How many perfect square?

Note that for positive integers $x$ we have that

$(2x^{2} + x)^{2} = 4x^{4} + 4x^{3} + x^{2} \lt 4x^{4} + 4x^{3} + 4x^{2} + 4x + 4$ .

Also, we have that

$(2x^{2} + x + 1)^{2} = 4x^{4} + 4x^{3} + 5x^{2} + 2x + 1 \gt 4x^{4} + 4x^{3} + 4x^{2} + 4x + 4$

whenever $x^{2} \gt 2x + 3 \Longrightarrow x^{2} - 2x - 3 \gt 0 \Longrightarrow (x + 1)(x - 3) \gt 0$ ,

which is the case for $x \gt 3$ , (and also $x \lt -1$ , but this is not relevant to this question).

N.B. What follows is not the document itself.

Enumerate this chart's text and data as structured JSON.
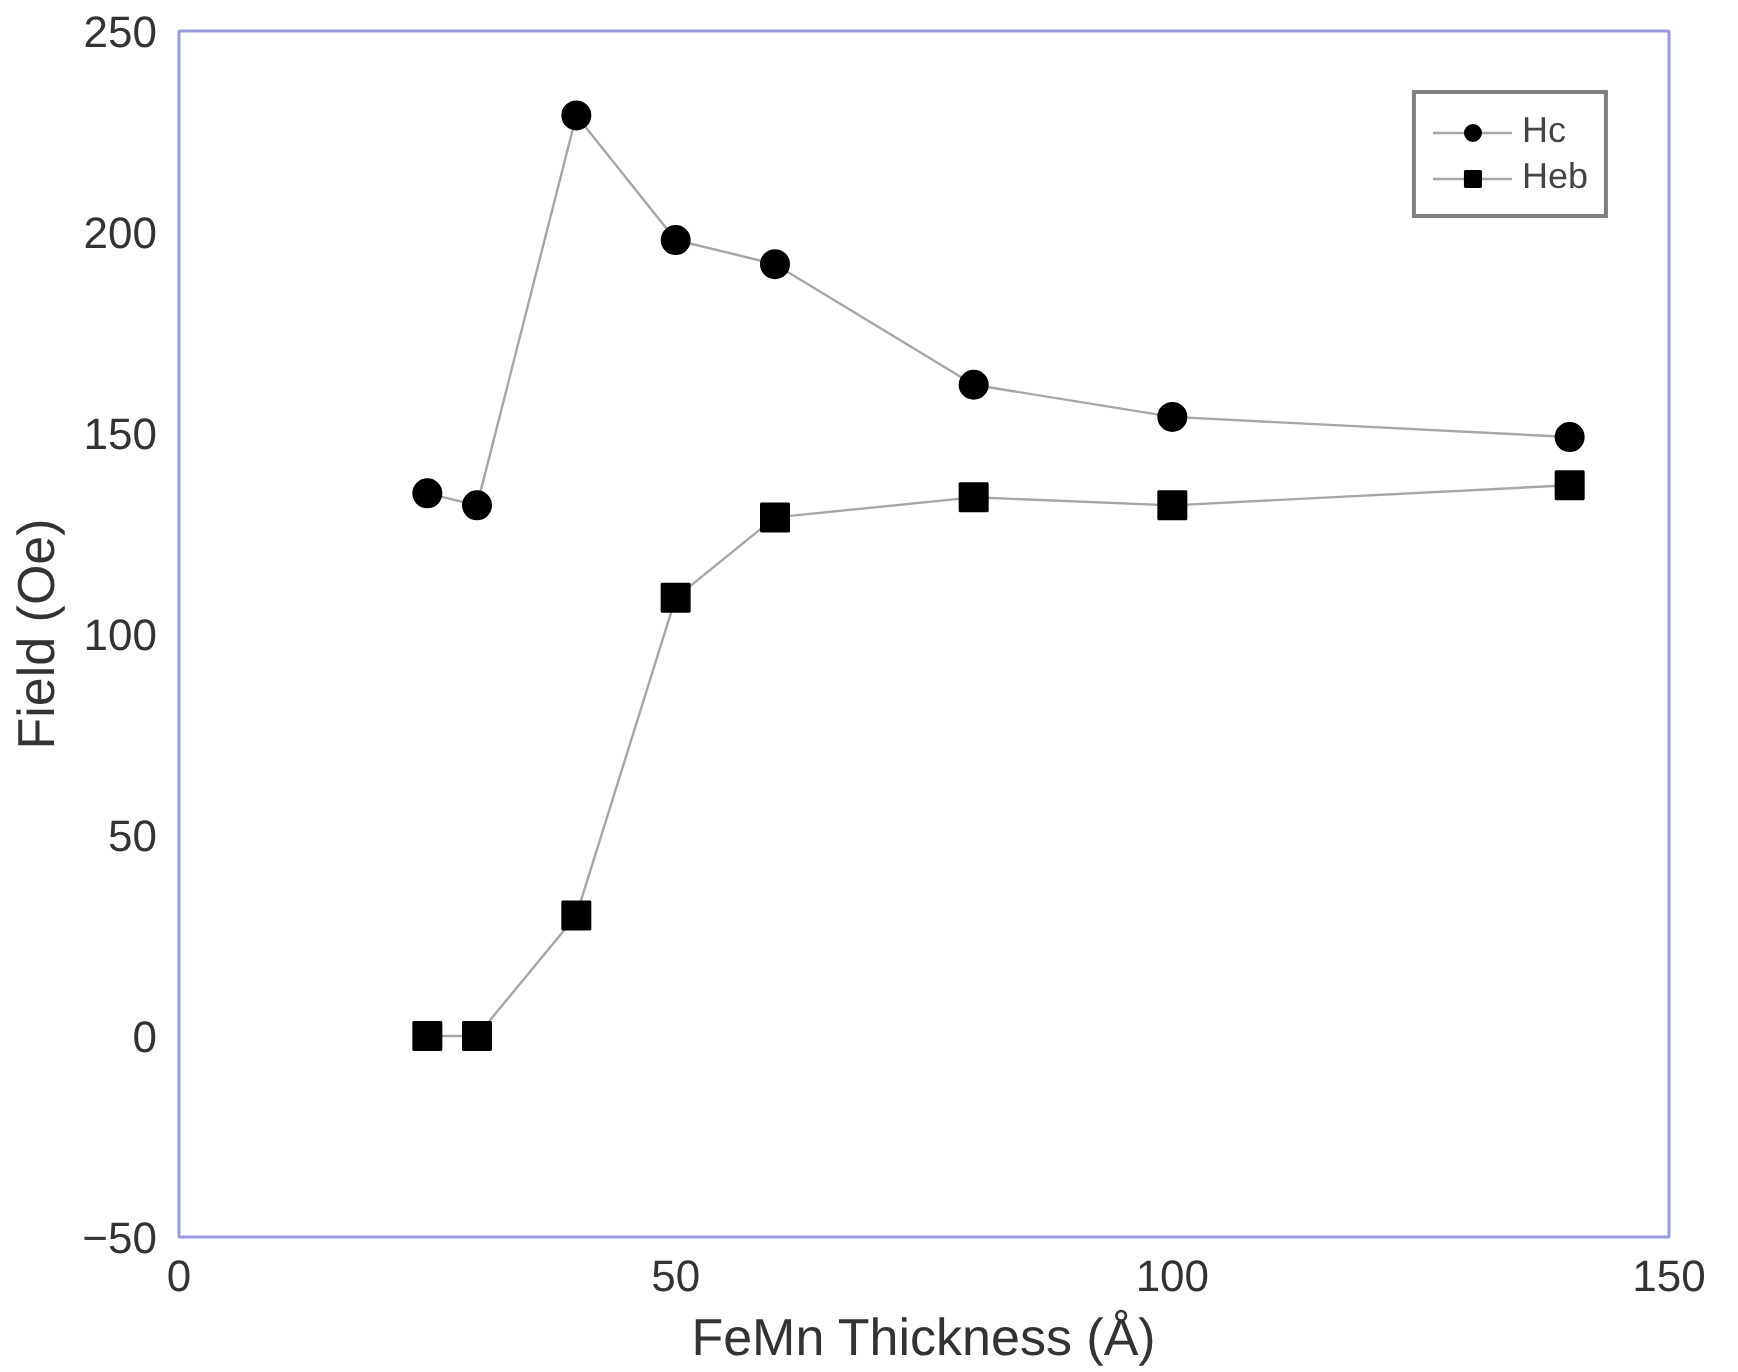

So letting $S = x^{4} + x^{3} + x^{2} + x + 1$ and $m = 2x^{2} + x$ we have that, for $x \gt 3$ ,

$m^{2} \lt 4S \lt (m + 1)^{2} \Longrightarrow \left(\dfrac{m}{2}\right)^{2} \lt S \lt \left(\dfrac{m + 1}{2}\right)^{2}$ .

Now if $x$ is even, thus making $m = 2k$ even, then $k^{2} \lt S \lt (k + \frac{1}{2})^{2} \lt (k + 1)^{2}$ ,

and if $x$ is odd, thus making $m = 2k + 1$ odd, then $k^{2} \lt (k + \frac{1}{2})^{2} \lt S \lt (k + 1)^{2}$ .

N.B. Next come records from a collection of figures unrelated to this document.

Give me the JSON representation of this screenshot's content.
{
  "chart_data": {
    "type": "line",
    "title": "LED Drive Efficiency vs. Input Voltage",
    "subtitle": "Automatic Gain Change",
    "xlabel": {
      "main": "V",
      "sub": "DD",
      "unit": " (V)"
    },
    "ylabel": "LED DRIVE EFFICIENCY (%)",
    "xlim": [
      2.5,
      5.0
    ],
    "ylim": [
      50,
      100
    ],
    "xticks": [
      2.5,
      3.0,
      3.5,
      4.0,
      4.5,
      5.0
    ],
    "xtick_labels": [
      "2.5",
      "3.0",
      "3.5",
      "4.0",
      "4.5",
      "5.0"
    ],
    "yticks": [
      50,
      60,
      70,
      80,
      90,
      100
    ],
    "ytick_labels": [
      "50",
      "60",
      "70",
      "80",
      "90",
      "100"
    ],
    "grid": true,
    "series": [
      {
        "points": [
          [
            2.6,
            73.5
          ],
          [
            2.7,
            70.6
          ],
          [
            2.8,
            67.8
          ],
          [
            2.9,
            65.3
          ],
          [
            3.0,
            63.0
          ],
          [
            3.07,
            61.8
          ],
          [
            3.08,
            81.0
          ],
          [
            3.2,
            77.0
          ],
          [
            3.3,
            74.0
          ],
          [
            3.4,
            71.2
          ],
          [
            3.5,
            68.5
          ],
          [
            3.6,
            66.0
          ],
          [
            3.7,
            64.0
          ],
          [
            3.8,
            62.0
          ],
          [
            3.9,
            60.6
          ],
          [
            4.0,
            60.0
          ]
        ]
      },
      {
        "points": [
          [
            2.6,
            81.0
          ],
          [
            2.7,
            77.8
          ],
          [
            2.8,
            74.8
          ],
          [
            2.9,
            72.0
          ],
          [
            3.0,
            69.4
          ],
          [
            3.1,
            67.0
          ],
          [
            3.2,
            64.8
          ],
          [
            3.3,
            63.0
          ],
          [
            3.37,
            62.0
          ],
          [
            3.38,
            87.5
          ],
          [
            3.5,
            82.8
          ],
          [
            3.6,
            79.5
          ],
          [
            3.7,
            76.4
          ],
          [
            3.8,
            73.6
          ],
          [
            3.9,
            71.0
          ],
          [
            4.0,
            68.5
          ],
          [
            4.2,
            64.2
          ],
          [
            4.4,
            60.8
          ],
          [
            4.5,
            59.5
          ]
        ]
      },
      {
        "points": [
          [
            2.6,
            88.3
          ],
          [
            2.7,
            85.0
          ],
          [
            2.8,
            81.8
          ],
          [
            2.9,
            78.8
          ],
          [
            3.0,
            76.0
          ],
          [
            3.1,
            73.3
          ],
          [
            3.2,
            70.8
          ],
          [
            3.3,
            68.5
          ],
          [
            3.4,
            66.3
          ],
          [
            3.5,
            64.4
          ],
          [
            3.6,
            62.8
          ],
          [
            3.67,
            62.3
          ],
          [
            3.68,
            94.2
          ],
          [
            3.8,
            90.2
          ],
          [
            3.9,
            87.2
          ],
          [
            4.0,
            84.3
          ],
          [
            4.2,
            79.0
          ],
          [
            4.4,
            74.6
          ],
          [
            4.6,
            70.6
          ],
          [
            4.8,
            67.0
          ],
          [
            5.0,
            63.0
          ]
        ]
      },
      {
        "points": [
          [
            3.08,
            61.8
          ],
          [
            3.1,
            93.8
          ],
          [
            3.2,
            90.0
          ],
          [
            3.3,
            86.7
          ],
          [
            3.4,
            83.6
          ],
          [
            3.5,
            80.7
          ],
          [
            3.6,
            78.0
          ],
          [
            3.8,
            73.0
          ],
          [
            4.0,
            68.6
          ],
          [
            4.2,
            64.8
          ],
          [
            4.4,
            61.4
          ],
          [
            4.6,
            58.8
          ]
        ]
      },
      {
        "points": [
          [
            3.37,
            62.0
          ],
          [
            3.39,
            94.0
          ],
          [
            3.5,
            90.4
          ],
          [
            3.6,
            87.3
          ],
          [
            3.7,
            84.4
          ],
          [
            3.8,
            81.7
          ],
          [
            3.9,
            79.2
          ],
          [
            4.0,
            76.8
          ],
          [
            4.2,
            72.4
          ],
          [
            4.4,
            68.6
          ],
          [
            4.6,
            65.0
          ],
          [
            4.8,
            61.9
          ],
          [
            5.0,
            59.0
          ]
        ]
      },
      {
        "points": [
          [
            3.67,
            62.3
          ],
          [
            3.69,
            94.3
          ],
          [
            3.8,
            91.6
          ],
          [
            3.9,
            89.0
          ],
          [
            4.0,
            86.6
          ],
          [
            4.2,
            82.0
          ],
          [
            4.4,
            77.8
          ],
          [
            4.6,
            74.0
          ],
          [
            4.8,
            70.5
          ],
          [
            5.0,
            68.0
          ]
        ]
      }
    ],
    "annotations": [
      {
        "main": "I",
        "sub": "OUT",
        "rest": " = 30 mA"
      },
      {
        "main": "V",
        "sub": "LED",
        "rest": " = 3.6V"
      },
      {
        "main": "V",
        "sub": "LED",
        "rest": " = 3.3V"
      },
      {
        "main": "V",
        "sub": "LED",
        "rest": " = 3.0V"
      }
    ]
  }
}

Either way, for $x \gt 3$ we have that $S$ lies strictly between two perfect squares, and thus cannot be a perfect square itself. So we are left to simply check the cases $x = 1,2,3$ , which in turn yield values for $S$ of $5, 31$ and $121 = 11^{2}$ , the latter being the only perfect square. Thus as $x = 3$ is the only positive integer that makes $S$ a perfect square, the sum of all such values is $\boxed{3}$ .